In NEW OKHLA INDUSTRIAL DEVELOPMENT AUTHORITY (NOIDA) v. YUNUS & ORS, the question before the Supreme Court was whether the Award passed by a Lok Adalat under Section 20 of the Legal Services Authorities Act, 1987 can form the basis for redetermination of compensation as contemplated under Section 28A of the the Land Acquisition Act, 1894.
Background
Noida had issued a notification in March 1983 for acquisition of lands in villages situated in Tehsil Dadri for planned industrial development. Land owners were given compensation at the rate of Rs 20 per square yard in November 1984. None of the land owners questioned the rate of compensation and all accepted the amounts due to them.
One Fateh Mohammed filed an application seeking reference against the Award of November 28, 1984 and it was made over to a Lok Adalat, where NOIDA settled with Fateh Mohammed in 2016 and agreed to pay Rs 297 per square yard, almost 15 times more than the original compensation more than 30 years later.
The other landowners saw the opportunity and successfully pleaded before the Allahabad HC for grant of compensation at the rate of Rs 297 per square yard on the ground that Lok Adalat awarded decrees had precedential value. NOIDA challenged the HC order in SC.
Judgement
The Supreme Court court observed that this issue has produced divergent views among various High Courts.
The Court finally arrived at the following conclusions :-
1) By no stretch of imagination, it could be held that an Award passed by the Lok Adalat despite the legal fiction created in Section 21 of the Legal Services Authorities Act, 1987 could be treated as a compromise decree passed by a Civil Court.
2) Lok Adalat is not a Court; the Lok Adalat only certifies an agreement.
3) Settlement decrees issued by Lok Adalat cannot be cited as a precedent before a court of law to claim similar reliefs by others who were not party to the compromise before the Lok Adalat.
4) Civil Court cannot vary the terms of the Award or extend the time agreed to between the parties to an Award.
5) The Award passed by the Lok Adalat in itself without anything more is to be treated by the deeming fiction to be a decree.

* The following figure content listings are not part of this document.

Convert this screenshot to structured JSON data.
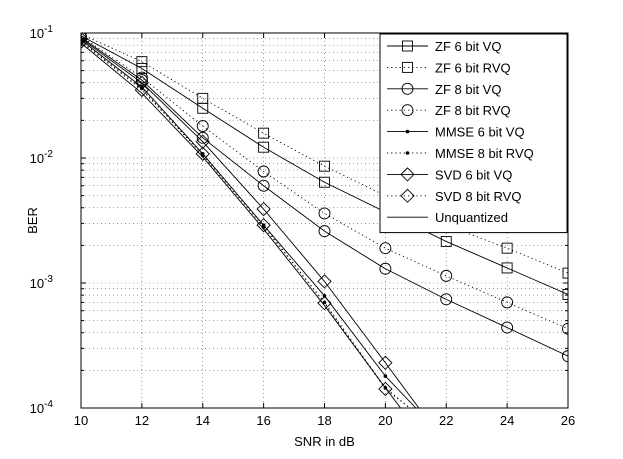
{
  "chart_data": {
    "type": "line",
    "title": "",
    "xlabel": "SNR in dB",
    "ylabel": "BER",
    "xscale": "linear",
    "yscale": "log",
    "xlim": [
      10,
      26
    ],
    "ylim": [
      0.0001,
      0.1
    ],
    "grid": true,
    "legend_position": "top-right",
    "x_ticks": [
      10,
      12,
      14,
      16,
      18,
      20,
      22,
      24,
      26
    ],
    "x_tick_labels": [
      "10",
      "12",
      "14",
      "16",
      "18",
      "20",
      "22",
      "24",
      "26"
    ],
    "y_ticks": [
      0.0001,
      0.001,
      0.01,
      0.1
    ],
    "y_tick_labels": [
      {
        "base": "10",
        "exp": "-4"
      },
      {
        "base": "10",
        "exp": "-3"
      },
      {
        "base": "10",
        "exp": "-2"
      },
      {
        "base": "10",
        "exp": "-1"
      }
    ],
    "series": [
      {
        "name": "ZF 6 bit VQ",
        "line": "solid",
        "marker": "square",
        "x": [
          10,
          12,
          14,
          16,
          18,
          20,
          22,
          24,
          26
        ],
        "y": [
          0.095,
          0.052,
          0.025,
          0.0122,
          0.0064,
          0.0037,
          0.00215,
          0.00132,
          0.00081
        ]
      },
      {
        "name": "ZF 6 bit RVQ",
        "line": "dotted",
        "marker": "square",
        "x": [
          10,
          12,
          14,
          16,
          18,
          20,
          22,
          24,
          26
        ],
        "y": [
          0.098,
          0.059,
          0.03,
          0.0158,
          0.0086,
          0.005,
          0.0029,
          0.0019,
          0.0012
        ]
      },
      {
        "name": "ZF 8 bit VQ",
        "line": "solid",
        "marker": "circle",
        "x": [
          10,
          12,
          14,
          16,
          18,
          20,
          22,
          24,
          26
        ],
        "y": [
          0.092,
          0.042,
          0.0145,
          0.006,
          0.0026,
          0.0013,
          0.00074,
          0.00044,
          0.00026
        ]
      },
      {
        "name": "ZF 8 bit RVQ",
        "line": "dotted",
        "marker": "circle",
        "x": [
          10,
          12,
          14,
          16,
          18,
          20,
          22,
          24,
          26
        ],
        "y": [
          0.094,
          0.044,
          0.018,
          0.0078,
          0.0036,
          0.0019,
          0.00114,
          0.0007,
          0.00043
        ]
      },
      {
        "name": "MMSE 6 bit VQ",
        "line": "solid",
        "marker": "dot",
        "x": [
          10,
          12,
          14,
          16,
          18,
          20,
          21
        ],
        "y": [
          0.088,
          0.037,
          0.0108,
          0.0029,
          0.00079,
          0.00018,
          0.0001
        ]
      },
      {
        "name": "MMSE 8 bit RVQ",
        "line": "dotted",
        "marker": "dot",
        "x": [
          10,
          12,
          14,
          16,
          18,
          20,
          20.8
        ],
        "y": [
          0.086,
          0.036,
          0.0105,
          0.0028,
          0.0007,
          0.000145,
          0.0001
        ]
      },
      {
        "name": "SVD 6 bit VQ",
        "line": "solid",
        "marker": "diamond",
        "x": [
          10,
          12,
          14,
          16,
          18,
          20,
          21.1
        ],
        "y": [
          0.09,
          0.04,
          0.0135,
          0.0039,
          0.00103,
          0.00023,
          0.0001
        ]
      },
      {
        "name": "SVD 8 bit RVQ",
        "line": "dotted",
        "marker": "diamond",
        "x": [
          10,
          12,
          14,
          16,
          18,
          20,
          20.8
        ],
        "y": [
          0.085,
          0.035,
          0.0108,
          0.0029,
          0.00069,
          0.000142,
          0.0001
        ]
      },
      {
        "name": "Unquantized",
        "line": "solid",
        "marker": "none",
        "x": [
          10,
          12,
          14,
          16,
          18,
          20,
          20.5
        ],
        "y": [
          0.083,
          0.033,
          0.0102,
          0.0027,
          0.00066,
          0.000145,
          0.0001
        ]
      }
    ]
  }
}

It is not a case where a compromise is arrived at under Order XXIII of the Code of Civil Procedure, 1908, between the parties and the court is expected to look into the compromise and satisfy itself that it is lawful before it assumes efficacy by virtue of Section 21. Without anything more, the award passed by Lok Adalat becomes a decree. The enhancement of the compensation is determined purely on the basis of compromise which is arrived at and not as a result of any decision of a Court as defined in the Act.
6) An Award passed by the Lok Adalat is not a compromise decree. An Award passed by the Lok Adalat without anything more, is to be treated as a decree inter alia. We would approve the view of the learned Single Judge of the Kerala High Court in P.T. Thomas (supra). An award unless it is successfully questioned in appropriate proceedings, becomes unalterable and non-violable. In the case of a compromise falling under Order XXIII Code of Civil Procedure, it becomes a duty of the Court to apply its mind to the terms of the compromise. Without anything more, the mere compromise arrived at between the parties does not have the imprimatur of the Court. It becomes a compromise decree only when the procedures in the Code are undergone.

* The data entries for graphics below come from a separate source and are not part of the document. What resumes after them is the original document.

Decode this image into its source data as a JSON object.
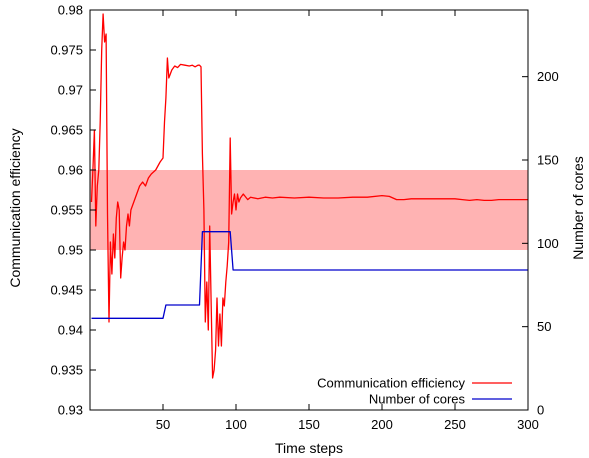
{
  "chart_data": {
    "type": "line",
    "xlabel": "Time steps",
    "ylabel_left": "Communication efficiency",
    "ylabel_right": "Number of cores",
    "xlim": [
      0,
      300
    ],
    "ylim_left": [
      0.93,
      0.98
    ],
    "ylim_right": [
      0,
      240
    ],
    "x_ticks": [
      50,
      100,
      150,
      200,
      250,
      300
    ],
    "y_left_ticks": [
      0.93,
      0.935,
      0.94,
      0.945,
      0.95,
      0.955,
      0.96,
      0.965,
      0.97,
      0.975,
      0.98
    ],
    "y_left_tick_labels": [
      "0.93",
      "0.935",
      "0.94",
      "0.945",
      "0.95",
      "0.955",
      "0.96",
      "0.965",
      "0.97",
      "0.975",
      "0.98"
    ],
    "y_right_ticks": [
      0,
      50,
      100,
      150,
      200
    ],
    "target_band": {
      "ymin": 0.95,
      "ymax": 0.96,
      "color": "#ffb3b3"
    },
    "legend_position": "bottom-right",
    "grid": false,
    "series": [
      {
        "name": "Communication efficiency",
        "axis": "left",
        "color": "#ff0000",
        "x": [
          1,
          2,
          3,
          4,
          5,
          6,
          7,
          8,
          9,
          10,
          11,
          12,
          13,
          14,
          15,
          16,
          17,
          18,
          19,
          20,
          21,
          22,
          23,
          24,
          25,
          26,
          27,
          28,
          30,
          32,
          34,
          36,
          38,
          40,
          42,
          45,
          48,
          50,
          51,
          52,
          53,
          54,
          55,
          56,
          58,
          60,
          62,
          65,
          68,
          70,
          72,
          74,
          75,
          76,
          77,
          78,
          79,
          80,
          81,
          82,
          83,
          84,
          85,
          86,
          87,
          88,
          89,
          90,
          91,
          92,
          93,
          94,
          95,
          96,
          97,
          98,
          99,
          100,
          101,
          102,
          103,
          105,
          108,
          110,
          115,
          120,
          125,
          130,
          140,
          150,
          160,
          170,
          180,
          190,
          200,
          205,
          210,
          215,
          220,
          230,
          240,
          250,
          255,
          260,
          265,
          270,
          275,
          280,
          290,
          300
        ],
        "y": [
          0.956,
          0.96,
          0.965,
          0.953,
          0.958,
          0.96,
          0.966,
          0.975,
          0.9795,
          0.976,
          0.977,
          0.9545,
          0.941,
          0.951,
          0.947,
          0.952,
          0.949,
          0.954,
          0.956,
          0.955,
          0.9465,
          0.949,
          0.951,
          0.95,
          0.953,
          0.9545,
          0.953,
          0.955,
          0.956,
          0.957,
          0.958,
          0.9585,
          0.958,
          0.959,
          0.9595,
          0.96,
          0.961,
          0.9615,
          0.966,
          0.969,
          0.974,
          0.9715,
          0.972,
          0.9725,
          0.973,
          0.9728,
          0.9732,
          0.9731,
          0.973,
          0.9731,
          0.9729,
          0.9731,
          0.9731,
          0.9729,
          0.962,
          0.955,
          0.941,
          0.946,
          0.94,
          0.953,
          0.943,
          0.934,
          0.935,
          0.9375,
          0.944,
          0.938,
          0.942,
          0.938,
          0.944,
          0.943,
          0.946,
          0.948,
          0.951,
          0.964,
          0.9545,
          0.956,
          0.957,
          0.955,
          0.957,
          0.956,
          0.9565,
          0.957,
          0.9563,
          0.9566,
          0.9564,
          0.9566,
          0.9565,
          0.9566,
          0.9565,
          0.9566,
          0.9565,
          0.9565,
          0.9566,
          0.9566,
          0.9568,
          0.9567,
          0.9563,
          0.9563,
          0.9564,
          0.9564,
          0.9564,
          0.9564,
          0.9563,
          0.9562,
          0.9563,
          0.9562,
          0.9562,
          0.9563,
          0.9563,
          0.9563
        ]
      },
      {
        "name": "Number of cores",
        "axis": "right",
        "color": "#0000cc",
        "x": [
          1,
          50,
          52,
          75,
          77,
          96,
          98,
          300
        ],
        "y": [
          55,
          55,
          63,
          63,
          107,
          107,
          84,
          84
        ]
      }
    ]
  }
}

7) An Award passed under Section 19 of the 1987 Act is a product of compromise. Sans compromise, the Lok Adalat loses jurisdiction. The matter goes back to the Court for adjudication. Pursuant to the compromise and the terms being reduced to writing with the approval of the parties it assumes the garb of an Award which in turn is again deemed to be a decree without anything more. We would think that it may not be legislative intention to treat such an award passed under Section 19 of the 1987 Act to be equivalent to an award of the Court which is defined in the Act as already noted by us and made under Part III of the Act. An award of the Court in Section 28A of the Land Acquisition Act, 1894 is also treated as a decree. Such an Award becomes executable. It is also appealable. Part III of the Act contains a definite scheme which necessarily involves adjudication by the Court and arriving at the compensation. It is this which can form the basis for any others pressing claim under the same notification by invoking Section 28A. We cannot be entirely oblivious to the prospect of an unholy compromise in a matter of this nature forming the basis for redetermination as a matter of right given under Section 28A.